Victoire stared at him in silence and utter disbelief. Leaving her to contemplate this terrible revelation—and sparing her further horrors—Wepwawet turned his attention back to the local leylines. His feeling of unease grew the more he focused on the mana coursing through this land. It choked with corruption like a river obstructed by silt.
A powerful force was parasitizing this land's very lifeforce.

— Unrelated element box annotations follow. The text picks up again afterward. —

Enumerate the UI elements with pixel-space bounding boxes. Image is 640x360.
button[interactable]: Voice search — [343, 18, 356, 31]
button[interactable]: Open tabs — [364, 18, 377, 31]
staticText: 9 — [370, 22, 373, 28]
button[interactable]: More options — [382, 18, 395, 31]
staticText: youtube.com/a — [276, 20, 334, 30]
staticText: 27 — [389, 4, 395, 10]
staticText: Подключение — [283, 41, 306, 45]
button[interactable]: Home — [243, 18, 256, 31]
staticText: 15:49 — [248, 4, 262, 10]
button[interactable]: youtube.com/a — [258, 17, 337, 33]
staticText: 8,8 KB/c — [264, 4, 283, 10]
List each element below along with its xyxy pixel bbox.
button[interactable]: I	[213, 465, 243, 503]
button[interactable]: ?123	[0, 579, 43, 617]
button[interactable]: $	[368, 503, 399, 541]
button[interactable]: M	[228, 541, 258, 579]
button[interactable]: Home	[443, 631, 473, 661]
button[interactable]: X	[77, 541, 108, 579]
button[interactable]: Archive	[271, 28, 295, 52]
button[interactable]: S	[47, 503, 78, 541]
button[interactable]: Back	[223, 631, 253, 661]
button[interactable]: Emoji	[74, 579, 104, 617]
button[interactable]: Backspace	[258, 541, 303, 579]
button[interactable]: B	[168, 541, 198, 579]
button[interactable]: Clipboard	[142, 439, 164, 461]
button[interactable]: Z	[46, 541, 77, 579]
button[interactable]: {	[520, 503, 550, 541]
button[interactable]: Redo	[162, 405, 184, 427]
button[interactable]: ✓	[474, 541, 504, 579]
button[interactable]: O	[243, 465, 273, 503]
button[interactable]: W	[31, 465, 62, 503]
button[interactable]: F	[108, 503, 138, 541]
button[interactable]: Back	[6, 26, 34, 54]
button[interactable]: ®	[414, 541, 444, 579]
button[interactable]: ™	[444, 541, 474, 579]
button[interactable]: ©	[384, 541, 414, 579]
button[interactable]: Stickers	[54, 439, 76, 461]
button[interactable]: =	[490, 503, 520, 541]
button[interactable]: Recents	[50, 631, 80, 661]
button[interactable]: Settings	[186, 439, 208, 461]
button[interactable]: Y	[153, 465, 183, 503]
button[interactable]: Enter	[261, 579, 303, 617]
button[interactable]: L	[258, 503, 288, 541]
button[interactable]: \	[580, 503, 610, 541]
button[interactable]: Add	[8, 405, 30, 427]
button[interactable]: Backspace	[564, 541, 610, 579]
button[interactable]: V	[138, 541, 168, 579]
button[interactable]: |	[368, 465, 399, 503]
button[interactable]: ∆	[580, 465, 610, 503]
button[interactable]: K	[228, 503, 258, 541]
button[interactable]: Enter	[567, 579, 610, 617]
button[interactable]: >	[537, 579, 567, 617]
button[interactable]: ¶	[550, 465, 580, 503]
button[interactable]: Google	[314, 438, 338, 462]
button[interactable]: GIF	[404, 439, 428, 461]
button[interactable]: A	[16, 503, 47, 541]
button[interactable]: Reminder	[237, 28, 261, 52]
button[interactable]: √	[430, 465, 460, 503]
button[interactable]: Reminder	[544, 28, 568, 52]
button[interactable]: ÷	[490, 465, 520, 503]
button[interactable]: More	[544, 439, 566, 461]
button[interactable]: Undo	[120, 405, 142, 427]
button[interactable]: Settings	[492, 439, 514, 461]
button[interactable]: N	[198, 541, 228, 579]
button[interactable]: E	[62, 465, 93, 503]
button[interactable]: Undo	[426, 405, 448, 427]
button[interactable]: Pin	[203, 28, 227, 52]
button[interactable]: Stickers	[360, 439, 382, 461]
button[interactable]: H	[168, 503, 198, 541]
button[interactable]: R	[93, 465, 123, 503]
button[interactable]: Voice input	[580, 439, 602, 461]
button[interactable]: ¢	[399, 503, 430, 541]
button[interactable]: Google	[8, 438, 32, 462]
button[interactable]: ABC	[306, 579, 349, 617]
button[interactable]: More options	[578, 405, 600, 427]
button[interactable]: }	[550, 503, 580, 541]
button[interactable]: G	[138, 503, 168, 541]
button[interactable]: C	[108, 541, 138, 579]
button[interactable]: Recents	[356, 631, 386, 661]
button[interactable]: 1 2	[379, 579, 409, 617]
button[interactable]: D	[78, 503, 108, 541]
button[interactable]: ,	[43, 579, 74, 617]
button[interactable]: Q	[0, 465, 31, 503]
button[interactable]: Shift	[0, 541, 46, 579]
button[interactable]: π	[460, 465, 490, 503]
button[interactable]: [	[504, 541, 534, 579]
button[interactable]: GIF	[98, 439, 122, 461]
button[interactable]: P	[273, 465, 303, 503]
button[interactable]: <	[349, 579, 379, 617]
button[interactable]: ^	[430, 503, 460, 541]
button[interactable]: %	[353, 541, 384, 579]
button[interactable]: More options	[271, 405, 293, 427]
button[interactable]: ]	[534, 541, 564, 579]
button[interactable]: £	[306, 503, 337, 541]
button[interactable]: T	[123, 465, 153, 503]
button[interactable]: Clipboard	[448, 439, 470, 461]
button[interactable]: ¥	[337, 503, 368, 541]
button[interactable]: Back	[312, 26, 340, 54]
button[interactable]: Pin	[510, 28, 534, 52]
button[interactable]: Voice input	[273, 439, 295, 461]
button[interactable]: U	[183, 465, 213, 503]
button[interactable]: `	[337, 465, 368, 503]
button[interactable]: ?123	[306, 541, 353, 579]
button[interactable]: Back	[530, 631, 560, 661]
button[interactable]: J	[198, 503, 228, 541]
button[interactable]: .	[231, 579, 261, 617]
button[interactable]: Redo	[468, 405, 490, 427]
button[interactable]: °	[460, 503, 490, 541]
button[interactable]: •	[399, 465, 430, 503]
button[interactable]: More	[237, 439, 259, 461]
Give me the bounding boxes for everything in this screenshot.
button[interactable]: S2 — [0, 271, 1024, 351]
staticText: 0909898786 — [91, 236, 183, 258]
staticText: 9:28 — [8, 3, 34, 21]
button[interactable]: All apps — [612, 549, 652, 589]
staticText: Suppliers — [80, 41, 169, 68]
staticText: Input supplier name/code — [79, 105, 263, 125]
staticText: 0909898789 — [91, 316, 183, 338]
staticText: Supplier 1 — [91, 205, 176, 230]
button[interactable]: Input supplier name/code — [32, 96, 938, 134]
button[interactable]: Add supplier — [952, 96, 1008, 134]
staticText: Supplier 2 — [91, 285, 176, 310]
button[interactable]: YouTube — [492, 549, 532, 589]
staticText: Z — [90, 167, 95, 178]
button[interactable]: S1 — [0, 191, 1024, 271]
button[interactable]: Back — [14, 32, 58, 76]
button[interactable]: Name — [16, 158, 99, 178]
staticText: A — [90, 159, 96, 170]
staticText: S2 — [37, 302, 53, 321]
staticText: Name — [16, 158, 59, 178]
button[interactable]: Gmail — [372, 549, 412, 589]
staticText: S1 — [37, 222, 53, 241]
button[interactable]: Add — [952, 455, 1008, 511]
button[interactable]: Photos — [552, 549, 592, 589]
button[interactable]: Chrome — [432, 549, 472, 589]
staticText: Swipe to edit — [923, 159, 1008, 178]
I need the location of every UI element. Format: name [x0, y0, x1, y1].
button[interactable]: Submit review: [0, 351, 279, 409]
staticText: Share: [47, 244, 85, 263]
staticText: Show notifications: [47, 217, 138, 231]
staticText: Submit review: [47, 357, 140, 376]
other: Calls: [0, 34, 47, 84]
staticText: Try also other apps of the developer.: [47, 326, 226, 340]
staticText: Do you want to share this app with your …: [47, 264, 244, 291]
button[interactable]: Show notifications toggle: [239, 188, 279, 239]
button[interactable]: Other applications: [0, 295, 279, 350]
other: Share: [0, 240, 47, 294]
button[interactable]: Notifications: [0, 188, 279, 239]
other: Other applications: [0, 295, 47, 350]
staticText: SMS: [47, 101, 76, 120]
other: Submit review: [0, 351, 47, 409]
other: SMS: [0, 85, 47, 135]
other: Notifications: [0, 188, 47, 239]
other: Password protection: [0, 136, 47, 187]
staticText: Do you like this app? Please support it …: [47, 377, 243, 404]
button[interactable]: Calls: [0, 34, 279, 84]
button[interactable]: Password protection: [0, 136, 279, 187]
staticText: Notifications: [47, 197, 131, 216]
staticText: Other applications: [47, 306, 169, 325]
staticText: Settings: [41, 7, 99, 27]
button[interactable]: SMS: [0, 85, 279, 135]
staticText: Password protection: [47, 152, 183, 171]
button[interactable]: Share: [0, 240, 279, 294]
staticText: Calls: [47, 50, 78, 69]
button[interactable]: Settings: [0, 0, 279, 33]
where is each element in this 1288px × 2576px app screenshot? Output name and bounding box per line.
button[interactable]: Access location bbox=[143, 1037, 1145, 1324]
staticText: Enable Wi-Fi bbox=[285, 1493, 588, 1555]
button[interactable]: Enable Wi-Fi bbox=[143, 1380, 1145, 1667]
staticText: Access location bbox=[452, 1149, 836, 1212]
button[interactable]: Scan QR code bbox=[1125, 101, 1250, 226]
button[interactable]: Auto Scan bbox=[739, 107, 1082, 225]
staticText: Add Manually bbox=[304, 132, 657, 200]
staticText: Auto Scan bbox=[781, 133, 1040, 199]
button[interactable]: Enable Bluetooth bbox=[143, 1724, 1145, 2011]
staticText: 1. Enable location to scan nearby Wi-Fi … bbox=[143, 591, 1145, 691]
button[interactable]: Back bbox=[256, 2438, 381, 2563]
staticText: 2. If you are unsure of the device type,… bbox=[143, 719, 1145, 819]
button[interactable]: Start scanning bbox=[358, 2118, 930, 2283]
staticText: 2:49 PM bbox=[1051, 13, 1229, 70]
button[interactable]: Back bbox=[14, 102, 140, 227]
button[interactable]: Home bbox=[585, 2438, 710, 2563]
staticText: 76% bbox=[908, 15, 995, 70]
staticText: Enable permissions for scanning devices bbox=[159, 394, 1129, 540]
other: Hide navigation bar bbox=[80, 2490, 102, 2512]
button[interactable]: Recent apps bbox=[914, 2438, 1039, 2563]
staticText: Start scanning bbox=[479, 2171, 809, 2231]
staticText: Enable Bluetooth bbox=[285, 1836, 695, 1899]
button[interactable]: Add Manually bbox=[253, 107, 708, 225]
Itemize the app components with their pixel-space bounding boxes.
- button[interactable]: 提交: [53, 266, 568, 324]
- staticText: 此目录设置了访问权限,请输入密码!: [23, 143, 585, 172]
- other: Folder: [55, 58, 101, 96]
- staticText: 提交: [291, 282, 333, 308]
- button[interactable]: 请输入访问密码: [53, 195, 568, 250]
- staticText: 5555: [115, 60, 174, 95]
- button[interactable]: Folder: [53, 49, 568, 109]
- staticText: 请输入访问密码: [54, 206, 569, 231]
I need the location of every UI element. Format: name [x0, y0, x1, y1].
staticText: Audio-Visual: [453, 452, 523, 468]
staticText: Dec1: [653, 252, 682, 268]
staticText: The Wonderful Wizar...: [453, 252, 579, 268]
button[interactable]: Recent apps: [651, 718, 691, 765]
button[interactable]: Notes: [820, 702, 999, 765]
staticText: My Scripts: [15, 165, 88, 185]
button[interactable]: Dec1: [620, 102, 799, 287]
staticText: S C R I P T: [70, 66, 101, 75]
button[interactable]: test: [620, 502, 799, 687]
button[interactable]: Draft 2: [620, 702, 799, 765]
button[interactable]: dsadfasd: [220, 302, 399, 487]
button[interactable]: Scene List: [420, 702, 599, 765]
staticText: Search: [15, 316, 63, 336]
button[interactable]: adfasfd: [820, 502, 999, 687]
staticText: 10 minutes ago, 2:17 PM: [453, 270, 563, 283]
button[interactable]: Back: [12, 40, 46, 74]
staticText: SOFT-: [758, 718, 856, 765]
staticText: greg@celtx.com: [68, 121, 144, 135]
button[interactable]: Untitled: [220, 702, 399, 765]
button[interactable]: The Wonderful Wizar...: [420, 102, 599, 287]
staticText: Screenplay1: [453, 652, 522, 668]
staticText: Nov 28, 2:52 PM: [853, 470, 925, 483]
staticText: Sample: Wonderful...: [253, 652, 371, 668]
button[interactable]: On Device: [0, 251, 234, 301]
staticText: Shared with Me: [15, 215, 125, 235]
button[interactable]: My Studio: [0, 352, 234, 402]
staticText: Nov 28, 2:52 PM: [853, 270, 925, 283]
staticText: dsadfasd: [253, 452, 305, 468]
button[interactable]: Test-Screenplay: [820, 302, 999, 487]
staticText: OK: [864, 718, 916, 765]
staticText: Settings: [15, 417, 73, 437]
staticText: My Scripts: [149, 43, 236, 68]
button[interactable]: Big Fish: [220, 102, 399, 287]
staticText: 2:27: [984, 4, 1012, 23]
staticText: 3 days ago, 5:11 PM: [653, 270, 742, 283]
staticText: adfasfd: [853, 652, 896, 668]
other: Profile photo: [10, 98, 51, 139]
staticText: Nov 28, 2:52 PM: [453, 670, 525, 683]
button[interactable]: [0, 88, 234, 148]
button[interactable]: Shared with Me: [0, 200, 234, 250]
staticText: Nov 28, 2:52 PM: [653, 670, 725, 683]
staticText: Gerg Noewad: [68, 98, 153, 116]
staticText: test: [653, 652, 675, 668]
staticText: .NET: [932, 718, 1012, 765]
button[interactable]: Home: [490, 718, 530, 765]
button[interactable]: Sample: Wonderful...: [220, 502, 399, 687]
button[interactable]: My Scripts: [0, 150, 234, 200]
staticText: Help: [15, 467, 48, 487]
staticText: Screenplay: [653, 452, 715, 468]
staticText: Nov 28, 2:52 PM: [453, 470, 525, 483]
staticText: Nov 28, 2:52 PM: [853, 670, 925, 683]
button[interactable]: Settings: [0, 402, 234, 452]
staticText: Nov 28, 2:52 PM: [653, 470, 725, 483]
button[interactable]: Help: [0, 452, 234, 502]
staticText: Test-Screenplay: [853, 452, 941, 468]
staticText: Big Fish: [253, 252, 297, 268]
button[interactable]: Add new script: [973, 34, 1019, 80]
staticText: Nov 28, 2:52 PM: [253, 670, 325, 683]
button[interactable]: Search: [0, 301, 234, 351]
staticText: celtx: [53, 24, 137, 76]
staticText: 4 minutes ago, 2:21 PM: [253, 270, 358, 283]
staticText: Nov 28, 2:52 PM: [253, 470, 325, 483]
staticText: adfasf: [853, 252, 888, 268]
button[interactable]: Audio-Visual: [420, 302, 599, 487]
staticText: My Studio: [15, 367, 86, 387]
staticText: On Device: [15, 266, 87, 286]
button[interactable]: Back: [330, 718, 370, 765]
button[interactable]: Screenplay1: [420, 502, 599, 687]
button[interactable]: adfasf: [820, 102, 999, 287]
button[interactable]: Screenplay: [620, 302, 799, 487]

Wepwawet quickly detected the source of the corruption infecting his Influence: black monoliths of the same strange stone making up the Lunarian Slaverstaff spread across the mountains and crackling with eldritch power. They redirected mana away from its natural flow further north towards a fountain fit for an Altar.
Except that one was already occupied.
Every god radiated a specific mana signature, and Wepwawet was intimately familiar with that of all his classmates'; even that bastard Horus. The foul, putrid smell of flies and rot stinking from that mana fount was unlike any of them.
This left only one possibility.
The titan infiltrator was creeping its way into Verglane.